Le bombardement dimanche 15 et mardi 17 novembre par dix avions de combat français de postes de commandement et de camps d’entraînement de  » l’armée terroriste  » dans son chef-lieu syrien de Raqqa sonne plus pour l’heure comme une intensification du dispositif existant que comme la première étape d’une nouvelle stratégie pour éradiquer Daech. Car ostensiblement, ni à Paris ni ailleurs, personne ne détient la solution pour ne fût-ce que contenir le pouvoir de nuisance des islamistes. L’ancien Premier ministre français Dominique de Villepin est plus pessimiste encore, lui qui estime que  » la guerre contre le terrorisme ne peut pas être gagnée « .

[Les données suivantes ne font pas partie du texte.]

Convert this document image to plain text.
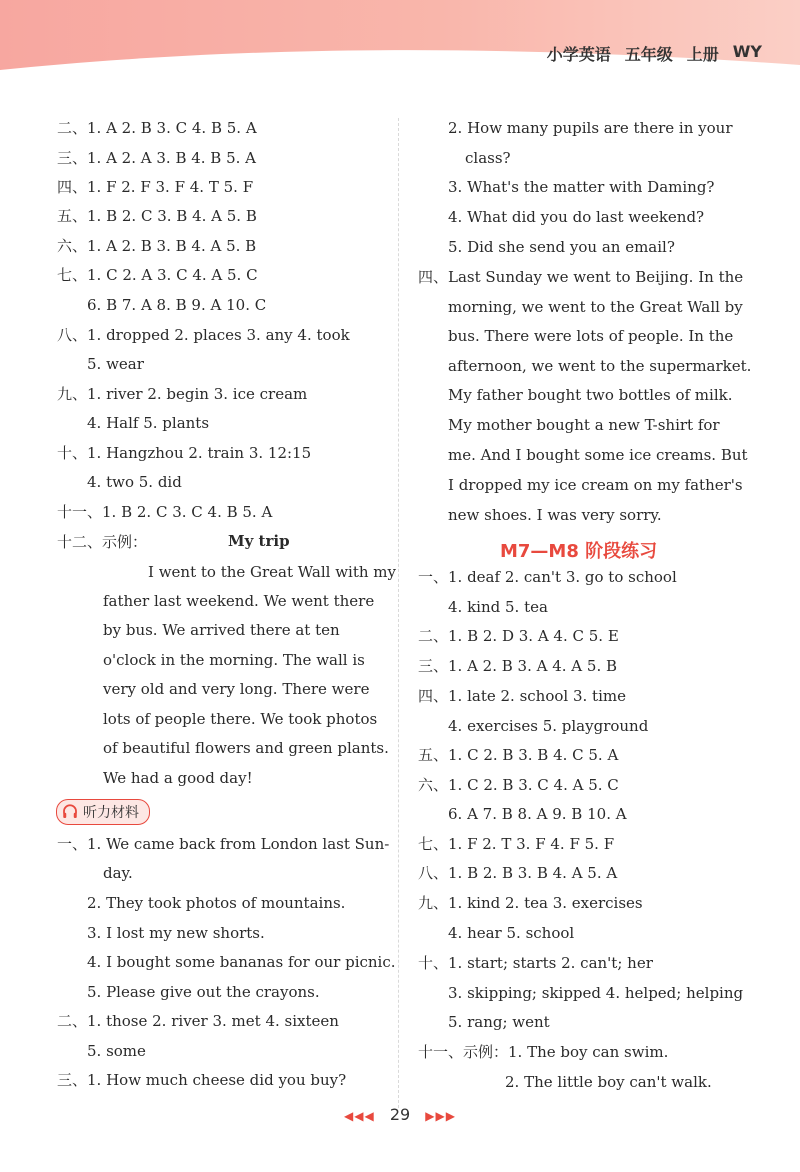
小学英语 五年级 上册 WY
二、1. A 2. B 3. C 4. B 5. A
三、1. A 2. A 3. B 4. B 5. A
四、1. F 2. F 3. F 4. T 5. F
五、1. B 2. C 3. B 4. A 5. B
六、1. A 2. B 3. B 4. A 5. B
七、1. C 2. A 3. C 4. A 5. C
6. B 7. A 8. B 9. A 10. C
八、1. dropped 2. places 3. any 4. took
5. wear
九、1. river 2. begin 3. ice cream
4. Half 5. plants
十、1. Hangzhou 2. train 3. 12:15
4. two 5. did
十一、1. B 2. C 3. C 4. B 5. A
十二、示例：
I went to the Great Wall with my
father last weekend. We went there
by bus. We arrived there at ten
o'clock in the morning. The wall is
very old and very long. There were
lots of people there. We took photos
of beautiful flowers and green plants.
We had a good day!
一、1. We came back from London last Sun-
day.
2. They took photos of mountains.
3. I lost my new shorts.
4. I bought some bananas for our picnic.
5. Please give out the crayons.
二、1. those 2. river 3. met 4. sixteen
5. some
三、1. How much cheese did you buy?
My trip
听力材料
2. How many pupils are there in your
class?
3. What's the matter with Daming?
4. What did you do last weekend?
5. Did she send you an email?
四、Last Sunday we went to Beijing. In the
morning, we went to the Great Wall by
bus. There were lots of people. In the
afternoon, we went to the supermarket.
My father bought two bottles of milk.
My mother bought a new T-shirt for
me. And I bought some ice creams. But
I dropped my ice cream on my father's
new shoes. I was very sorry.
一、1. deaf 2. can't 3. go to school
4. kind 5. tea
二、1. B 2. D 3. A 4. C 5. E
三、1. A 2. B 3. A 4. A 5. B
四、1. late 2. school 3. time
4. exercises 5. playground
五、1. C 2. B 3. B 4. C 5. A
六、1. C 2. B 3. C 4. A 5. C
6. A 7. B 8. A 9. B 10. A
七、1. F 2. T 3. F 4. F 5. F
八、1. B 2. B 3. B 4. A 5. A
九、1. kind 2. tea 3. exercises
4. hear 5. school
十、1. start; starts 2. can't; her
3. skipping; skipped 4. helped; helping
5. rang; went
十一、示例：1. The boy can swim.
2. The little boy can't walk.
M7—M8 阶段练习
◀◀◀ 29 ▶▶▶
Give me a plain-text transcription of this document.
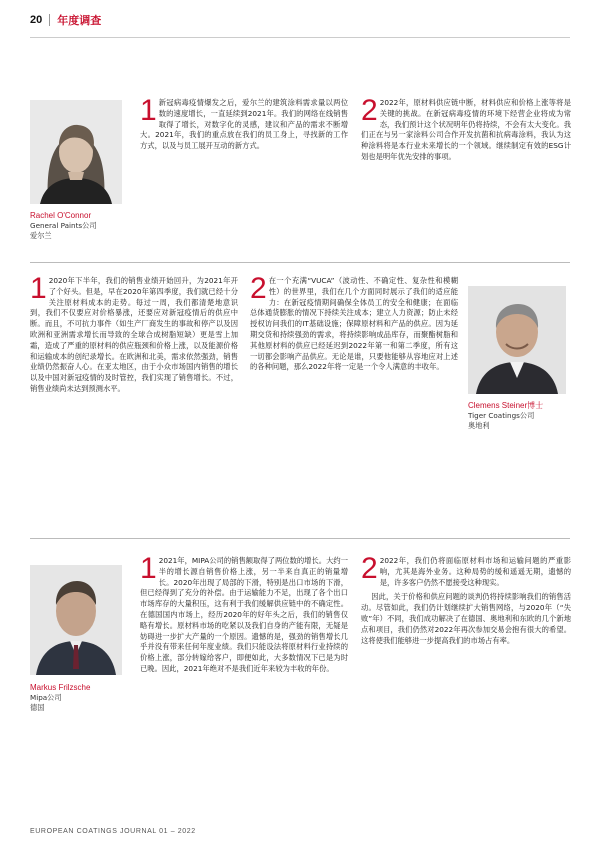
20 年度调查
Rachel O'Connor
General Paints公司
爱尔兰

1 新冠病毒疫情爆发之后，爱尔兰的建筑涂料需求量以两位数的速度增长，一直延续到2021年。我们的网络在线销售取得了增长，对数字化的灵感，建议和产品的需求不断增大。2021年，我们的重点放在我们的员工身上，寻找新的工作方式，以及与员工展开互动的新方式。

2 2022年，原材料供应链中断，材料供应和价格上涨等将是关键的挑战。在新冠病毒疫情的环境下经营企业将成为常态，我们预计这个状况明年仍将持续，不会有太大变化。我们正在与另一家涂料公司合作开发抗菌和抗病毒涂料，我认为这种涂料将是本行业未来增长的一个领域。继续制定有效的ESG计划也是明年优先安排的事项。

1 2020年下半年，我们的销售业绩开始回升，为2021年开了个好头。但是，早在2020年第四季度，我们就已经十分关注原材料成本的走势。每过一周，我们都清楚地意识到，我们不仅要应对价格暴涨，还要应对新冠疫情后的供应中断。而且，不可抗力事件（如生产厂商发生的事故和停产以及因欧洲和亚洲需求增长而导致的全球合成树脂短缺）更是雪上加霜，造成了严重的原材料的供应瓶颈和价格上涨，以及能源价格和运输成本的创纪录增长。在欧洲和北美，需求依然强劲，销售业绩仍然振奋人心。在亚太地区，由于小众市场国内销售的增长以及中国对新冠疫情的及时管控，我们实现了销售增长。不过，销售业绩尚未达到预测水平。

2 在一个充满“VUCA”（波动性、不确定性、复杂性和模糊性）的世界里，我们在几个方面同时展示了我们的适应能力：在新冠疫情期间确保全体员工的安全和健康；在面临总体通货膨胀的情况下持续关注成本；建立人力资源；防止未经授权访问我们的IT基础设施；保障原材料和产品的供应。因为延期交货和持续强劲的需求，将持续影响成品库存，而聚酯树脂和其他原材料的供应已经延迟到2022年第一和第二季度，所有这一切都会影响产品供应。无论是谁，只要他能够从容地应对上述的各种问题，那么2022年将一定是一个令人满意的丰收年。

Clemens Steiner博士
Tiger Coatings公司
奥地利
Markus Frilzsche
Mipa公司
德国

1 2021年，MIPA公司的销售额取得了两位数的增长。大约一半的增长源自销售价格上涨，另一半来自真正的销量增长。2020年出现了局部的下滑，特别是出口市场的下滑，但已经得到了充分的补偿。由于运输能力不足，出现了各个出口市场库存的大量积压，这有利于我们缓解供应链中的不确定性。在德国国内市场上，经历2020年的好年头之后，我们的销售仅略有增长。原材料市场的吃紧以及我们自身的产能有限，无疑是妨碍进一步扩大产量的一个原因。遗憾的是，强劲的销售增长几乎并没有带来任何年度业绩。我们只能设法将原材料行业持续的价格上涨，部分转嫁给客户，即便如此，大多数情况下已是为时已晚。因此，2021年绝对不是我们近年来较为丰收的年份。

2 2022年，我们仍将面临原材料市场和运输问题的严重影响，尤其是海外业务。这种局势的缓和遥遥无期，遗憾的是，许多客户仍然不愿接受这种现实。

因此，关于价格和供应问题的谈判仍将持续影响我们的销售活动。尽管如此，我们仍计划继续扩大销售网络，与2020年（“失败”年）不同，我们成功解决了在德国、奥地利和东欧的几个新地点和项目，我们仍然对2022年再次参加交易会抱有很大的希望。这将使我们能够进一步提高我们的市场占有率。

EUROPEAN COATINGS JOURNAL 01 – 2022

La question est posée de manière récurrente depuis l’émergence de Daech. Que ce soit après la décapitation d’otages occidentaux et le  » nettoyage ethnique  » des chrétiens et des yézidis à l’été 2014, après les attentats de Paris contre Charlie Hebdo et l’Hyper Cacher en janvier 2015 ou après l’intervention russe en octobre, les Occidentaux se sont interrogés sur la tactique à privilégier sur le terrain. Et la réponse n’a jusqu’à présent varié qu’à la marge. Une coalition internationale regroupant des pays arabes et occidentaux, Etats-Unis en tête, bombarde depuis août 2014 les positions du groupe terroriste. La France, qui avait initialement limité son champ d’action à l’Irak, l’a étendu à la Syrie, en septembre, invoquant déjà les attentats commis sur son sol. Il y a quelques jours, Washington a annoncé l’envoi de forces spéciales au nord de la Syrie pour épauler les troupes locales anti-Daech. En 15 mois de coopération entre les forces aériennes étrangères et les armées locales, les résultats ne sont pas à la hauteur des attentes. Outre les pertes infligées directement à l’Etat islamique, réelles mais peu chiffrées, la reprise de trois villes nourrit le bilan de la coalition. Les forces kurdes ont délogé les islamistes des villes de Kobané, au nord de la Syrie en janvier 2015, et de Sinjar, au nord de l’Irak le 13 novembre ; l’armée irakienne les a chassés de Tikrit, au nord de Bagdad, en juin 2014. De quelles armes la France et l’Europe disposent-elles aujourd’hui pour répliquer plus efficacement sur les théâtres syrien et irakien à l’exportation de cette idéologie mortifère ?

Diplomatie

L’intervention russe au secours de Bachar al-Assad, la crise des migrants qui a ébranlé l’unité européenne et les attentats de Paris, Beyrouth et Charm el-Cheikh (Moscou ayant enfin reconnu la nature terroriste de l’explosion en vol de l’Airbus de la Metrojet au-dessus de l’Egypte) ont convaincu les dirigeants concernés de l’urgence de coordonner leurs actions contre Daech. Cette pression s’est aussi traduite par des avancées diplomatiques. Les réunions des 30 octobre et 14 novembre à Vienne ont établi un agenda de sortie de crise : avant le 1er janvier 2016, établissement de la liste des groupes terroristes exclus du processus (évident pour Daech ou le Front al-Nosra, moins pour d’autres) et rencontre entre des représentants du gouvernement syrien et des oppositions ; endéans les six mois, révision de la Constitution ; dans les 24 mois, organisation d’élections libres.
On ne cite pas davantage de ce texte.